Entrando en el puente de mando, le dijo a Qian Chengfeng: —Vamos, al Puerto Shanfu.

El carguero se puso en marcha de nuevo.

Rumbo a su destino.

…

Puerto Shanfu.

En una habitación bien dispuesta.

Un hombre corpulento en pijama estaba sentado a la mesa del comedor, comiendo.

Incluso en estos tiempos del fin del mundo, cuando la comida escaseaba, su mesa seguía llena de pescado y carne, mientras saboreaba tranquilamente un buen vino.

¡Toc, toc, toc~!

Llamaron a la puerta.

El hombre que comía detuvo sus movimientos.

—¡Adelante!

La puerta se abrió y entró un hombre de mediana edad en traje, saludando y diciendo: —Presidente, un grupo de supervivientes acaba de venir a unirse a nosotros.
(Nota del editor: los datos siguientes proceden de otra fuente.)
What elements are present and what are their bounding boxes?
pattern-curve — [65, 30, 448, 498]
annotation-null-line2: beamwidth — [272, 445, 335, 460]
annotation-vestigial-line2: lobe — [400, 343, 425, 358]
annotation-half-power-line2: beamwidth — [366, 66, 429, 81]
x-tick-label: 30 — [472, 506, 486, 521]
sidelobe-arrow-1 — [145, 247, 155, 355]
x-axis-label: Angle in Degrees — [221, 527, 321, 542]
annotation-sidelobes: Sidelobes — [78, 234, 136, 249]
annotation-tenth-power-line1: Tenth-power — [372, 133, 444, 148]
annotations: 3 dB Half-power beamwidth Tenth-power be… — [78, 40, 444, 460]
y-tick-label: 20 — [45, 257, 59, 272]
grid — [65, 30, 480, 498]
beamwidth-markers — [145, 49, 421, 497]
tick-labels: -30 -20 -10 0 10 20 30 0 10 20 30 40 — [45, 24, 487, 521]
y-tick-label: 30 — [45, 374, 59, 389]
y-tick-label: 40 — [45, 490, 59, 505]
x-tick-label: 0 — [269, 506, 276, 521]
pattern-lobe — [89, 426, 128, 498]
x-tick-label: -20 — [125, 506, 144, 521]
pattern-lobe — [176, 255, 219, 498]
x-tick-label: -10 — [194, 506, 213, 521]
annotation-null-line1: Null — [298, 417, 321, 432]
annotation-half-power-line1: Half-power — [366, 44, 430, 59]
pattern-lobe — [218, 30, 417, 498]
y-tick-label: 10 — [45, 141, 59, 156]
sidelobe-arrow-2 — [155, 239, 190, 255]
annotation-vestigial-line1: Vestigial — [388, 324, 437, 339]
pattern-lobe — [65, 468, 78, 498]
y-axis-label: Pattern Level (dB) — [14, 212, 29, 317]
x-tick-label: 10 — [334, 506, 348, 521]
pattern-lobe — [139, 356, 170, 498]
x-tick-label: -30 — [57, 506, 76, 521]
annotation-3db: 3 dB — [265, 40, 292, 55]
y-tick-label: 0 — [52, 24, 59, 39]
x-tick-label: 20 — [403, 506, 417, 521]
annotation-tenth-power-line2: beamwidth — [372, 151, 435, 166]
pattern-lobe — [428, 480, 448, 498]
Oyeron que la base ha prosperado bajo su liderazgo, y la esposa de su líder quiere agradecérselo personalmente.

El Presidente, que estaba comiendo, le echó un vistazo.

—¿Se han bañado?

—Se han bañado, aunque parecen un poco desnutridos —declaró el hombre de mediana edad vestido de traje.

—Bien —asintió el Presidente, pareciendo recordar algo, y luego preguntó—: El barco del Puerto Costero, debería llegar pronto, ¿verdad?

El hombre de traje continuó: —Debería ser pronto. El líder del otro lado se llama «Kondra», un medio italiano que ha consumido un Núcleo de Cadáver, y también ha traído información reciente de la Ciudad Xinfu.

—Entendido, trae a esa mujer aquí —dijo el Presidente.

—¡Sí, Presidente! —El hombre de mediana edad se fue.

No mucho después, volvieron a llamar a la puerta.

Una joven fue empujada bruscamente hacia adentro.

El Presidente giró la cabeza hacia ella, examinando su rostro y su figura.

Cogió un poco de arroz, lo mezcló con sopa, y luego lo arrojó al suelo: —Si tienes hambre, ven a comer esto. ¡Arrástrate!

Los ojos de la mujer mostraron un atisbo de deseo.

Se arrastró como una loca, empezando a pelear por el arroz del suelo.

El Presidente sonrió entonces, se limpió las manos y levantó hasta la cintura la falda de la mujer arrodillada en el suelo.